Responsabilidade civil objetiva na seara trabalhista
Em
regra, tratando-se de acidente de trabalho, a responsabilidade civil
dos danos perpetrados é eminentemente subjetiva, consoante expressa
disposição normativa contida no art. 7º, inciso XXVIII, da
Constituição Federal. Nesse diapasão, com base nos arts. 186 e 927
do Código Civil, é necessário para que se impute o dever de
indenizar ao empregador o preenchimento dos seguintes requisitos: a)
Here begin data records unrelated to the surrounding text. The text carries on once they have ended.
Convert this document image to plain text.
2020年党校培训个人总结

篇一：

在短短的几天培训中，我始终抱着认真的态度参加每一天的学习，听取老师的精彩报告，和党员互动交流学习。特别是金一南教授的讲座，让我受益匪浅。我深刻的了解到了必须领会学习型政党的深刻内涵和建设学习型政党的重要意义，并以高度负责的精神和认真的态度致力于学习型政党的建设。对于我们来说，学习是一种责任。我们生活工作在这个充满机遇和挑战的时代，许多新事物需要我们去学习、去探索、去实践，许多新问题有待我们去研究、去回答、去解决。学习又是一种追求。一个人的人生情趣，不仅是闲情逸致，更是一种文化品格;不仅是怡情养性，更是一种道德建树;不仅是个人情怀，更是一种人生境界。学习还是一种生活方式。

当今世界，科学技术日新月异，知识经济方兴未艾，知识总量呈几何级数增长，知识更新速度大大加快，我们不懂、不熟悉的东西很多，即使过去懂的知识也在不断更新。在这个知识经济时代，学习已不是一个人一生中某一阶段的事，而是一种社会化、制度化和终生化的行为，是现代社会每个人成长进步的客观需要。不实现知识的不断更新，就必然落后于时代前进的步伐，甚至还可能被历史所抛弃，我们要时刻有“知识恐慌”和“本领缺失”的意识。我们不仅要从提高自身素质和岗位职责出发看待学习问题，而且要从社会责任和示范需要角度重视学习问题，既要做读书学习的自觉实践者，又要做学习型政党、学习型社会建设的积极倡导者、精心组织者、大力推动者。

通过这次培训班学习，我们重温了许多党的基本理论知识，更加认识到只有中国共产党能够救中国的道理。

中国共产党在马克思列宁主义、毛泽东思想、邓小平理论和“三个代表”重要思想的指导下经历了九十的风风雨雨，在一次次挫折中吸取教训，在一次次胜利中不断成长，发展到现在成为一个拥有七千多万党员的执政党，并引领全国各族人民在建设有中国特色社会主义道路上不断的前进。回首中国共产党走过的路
existência de dano certo e subsistente; b) nexo causal da conduta
ilícita com o dano perpetrado e; c) elemento subjetivo: dolo ou
culpa no desencadeamento do infortúnio.
Não obstante o fato de que,
de um modo geral, a responsabilidade civil do empregador em
decorrência do acidente de trabalho deva decorrer da culpa, não se
pode olvidar a existência de uma grande variedade de atividades,
situações e ambientes laborais que se utilizam de processos
produtivos que envolvem a ideia de risco (art. 927, parágrafo único,
do Código Civil). Assim, excepcionalmente, em casos de atividades de
risco que refogem ao parâmetro ordinário verificado no contexto
social, admite-se a responsabilização por acidente de trabalho de
forma objetiva, prescindindo da comprovação do elemento subjetivo.
Com
efeito, o Código Civil adotou uma postura objetivista da
responsabilidade civil. O parágrafo único do artigo 927 dispõe que
haverá a obrigação de reparar o dano, independentemente de culpa
(desde que se comprove a conduta lesiva, o dano e o nexo causal), em
dois casos: a) nas hipóteses previstas em lei e; b) quando a
atividade normalmente desenvolvida pelo agente implicar, por sua
natureza, risco para os direitos de outrem.
O
primeiro caso é assaz visivo. Porém, a segunda hipótese é fonte
de acirradas discussões na doutrina e na jurisprudência. Trata-se
de cláusula geral com conceitos indeterminados, cabendo ao juiz
operá-la no caso concreto.
A
expressão “atividade normalmente desenvolvida pelo autor do dano”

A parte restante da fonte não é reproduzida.